What was the inspiration for this change? Was it an altruistic attempt to save some trees? An eye on being a pioneer? A new way to challenge the staff?

"I just can't stand handwriting," Hong declares. "Every person's handwriting looks so different that it's almost impossible to read some things. After a while, it got to where I could more easily tell who wrote something than what it actually said. And at that point, I had to take a stand."

But not everyone on the staff buys into the new digital modus operandi. "Out of sight, out of mind," claims SFOT's longtime fashion correspondent Maurice White. "I don't trust anything that hides my words from me. I always print a copy of my articles when I submit them. Partly as backup in case the system goes down, but also because words on paper look different from words on a screen. And most people are going to see my words in the magazine rather than on our website, so I have to make sure it looks right."
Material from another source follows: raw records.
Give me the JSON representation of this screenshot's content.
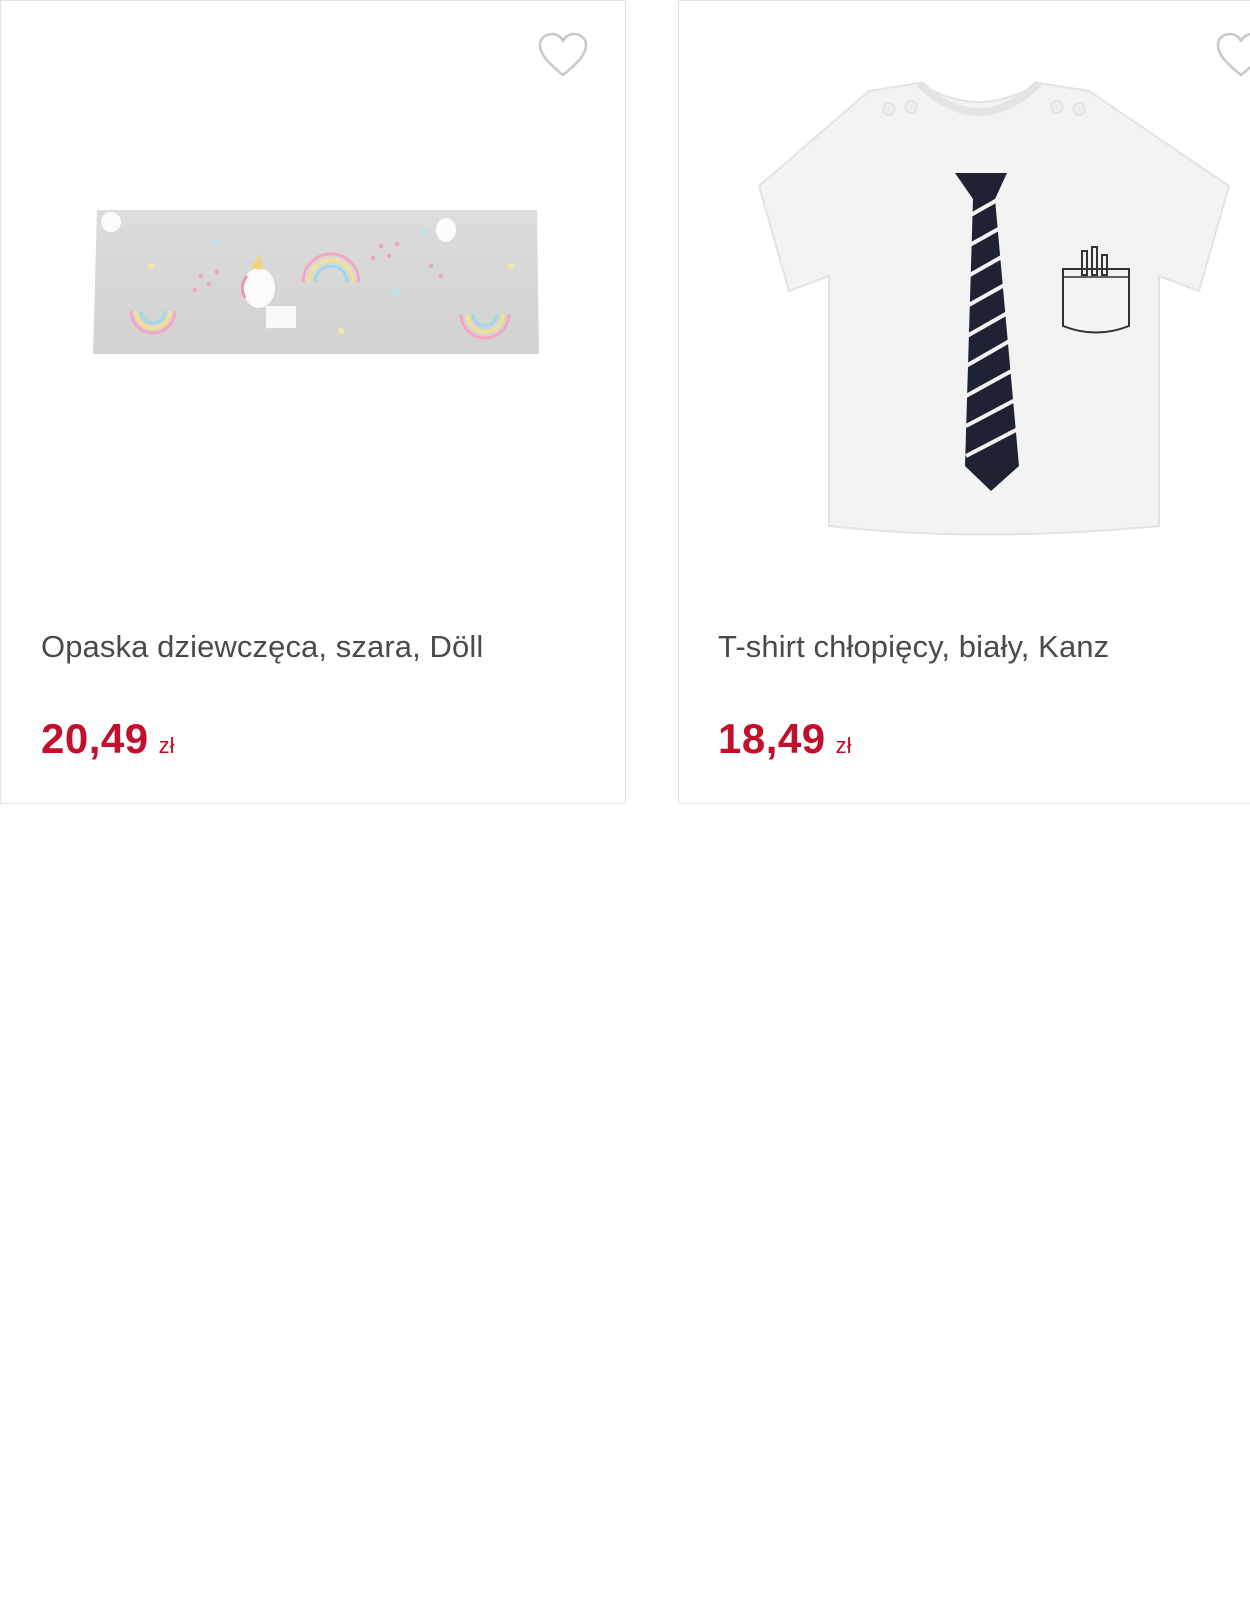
{
  "products": [
    {
      "name": "Opaska dziewczęca, szara, Döll",
      "price": "20,49",
      "currency": "zł",
      "image_icon": "headband-image",
      "favorite_icon": "heart-outline-icon"
    },
    {
      "name": "T-shirt chłopięcy, biały, Kanz",
      "price": "18,49",
      "currency": "zł",
      "image_icon": "tshirt-with-tie-image",
      "favorite_icon": "heart-outline-icon"
    }
  ],
  "colors": {
    "price": "#c0102b",
    "text": "#4a4a4a",
    "border": "#e2e2e2"
  }
}
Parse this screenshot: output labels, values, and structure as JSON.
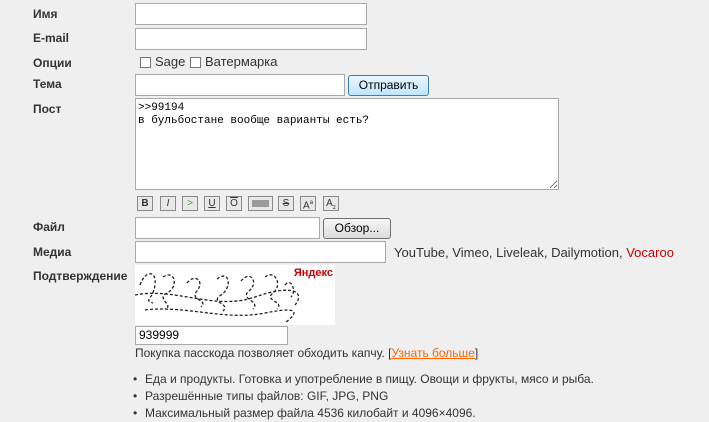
{
  "form": {
    "name_label": "Имя",
    "email_label": "E-mail",
    "options_label": "Опции",
    "sage_label": "Sage",
    "watermark_label": "Ватермарка",
    "subject_label": "Тема",
    "submit_label": "Отправить",
    "post_label": "Пост",
    "post_text": ">>99194\nв бульбостане вообще варианты есть?",
    "file_label": "Файл",
    "browse_label": "Обзор...",
    "media_label": "Медиа",
    "media_hint_main": "YouTube, Vimeo, Liveleak, Dailymotion,",
    "media_hint_extra": "Vocaroo",
    "media_hint_extra_color": "#cc0000",
    "confirm_label": "Подтверждение",
    "captcha_brand": "Яндекс",
    "captcha_value": "939999",
    "passcode_text": "Покупка пасскода позволяет обходить капчу.",
    "passcode_link": "Узнать больше",
    "format_buttons": [
      "B",
      "I",
      ">",
      "U",
      "O",
      "",
      "S",
      "A",
      "A"
    ]
  },
  "rules": [
    "Еда и продукты. Готовка и употребление в пищу. Овощи и фрукты, мясо и рыба.",
    "Разрешённые типы файлов: GIF, JPG, PNG",
    "Максимальный размер файла 4536 килобайт и 4096×4096."
  ]
}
Hong doesn't see such resistance as a problem. "I was actually expecting more opposition. But it's encouraging how many of our writers are willing to participate, even though they may still do some of their own work on paper. And it does mean I'm seeing less handwritten garbage."

Instant speech recognition

In Boston, MA, USA, Martínez is trying to create a way to eliminate handwriting altogether. "I call it write free paper. You say what you want, and it appears on the page. Or at least it's supposed to."

She has already solved the physical problems of embedding a liquid crystal matrix and a microphone in the minuscule volume of a sheet of paper. The problem that remains is one of software: speech recognition.

"For a while I had absolutely no idea. Then I started to think about how humans recognise speech. And the answer is context." She is holding another page and trying to transcribe her current words to paper, with varying degrees of success. "If I say to you, 'I visited Bangkok', you know I mean the capital of Thailand, because of the word 'visited'. It only makes sense with a place. I'm having trouble trying to build that sort of knowledge into the processor. Like this time, we got 'I visited bang cock'."

Some try to solve the problem in other ways. Reginald J Goober, founder and CEO of GoobNet Enterprises Inc [which doesn't actually exist however], is a leading proponent of GoobScript, a style that applies equally to handwriting and to printed text. "Here at GoobNet, we make extensive use of GoobScript," he says. "Most of the navigation graphics use GoobScript. The qualifying maps on GoobNet Football use GoobScript. Two other staffers besides myself have handwriting influenced by the objectives of GoobScript."

And what are the objectives of GoobScript?

"First is readability. Every character must look different," he says. "So you have a dot in the middle of a zero, but no such dot in a capital O. Second is performance: it must look neat. Third is efficiency. The shape of each character is chosen to minimise the number of strokes needed to write that character, subject to readability and performance constraints."

It remains too early to tell what influence GoobScript, write free paper, or computer only editing will have on humans' ability to write text. But one certainty is that someone will assume that things were better in the past, someone else will assume that things are better in the present, and someone else will assume that things will be better in the future.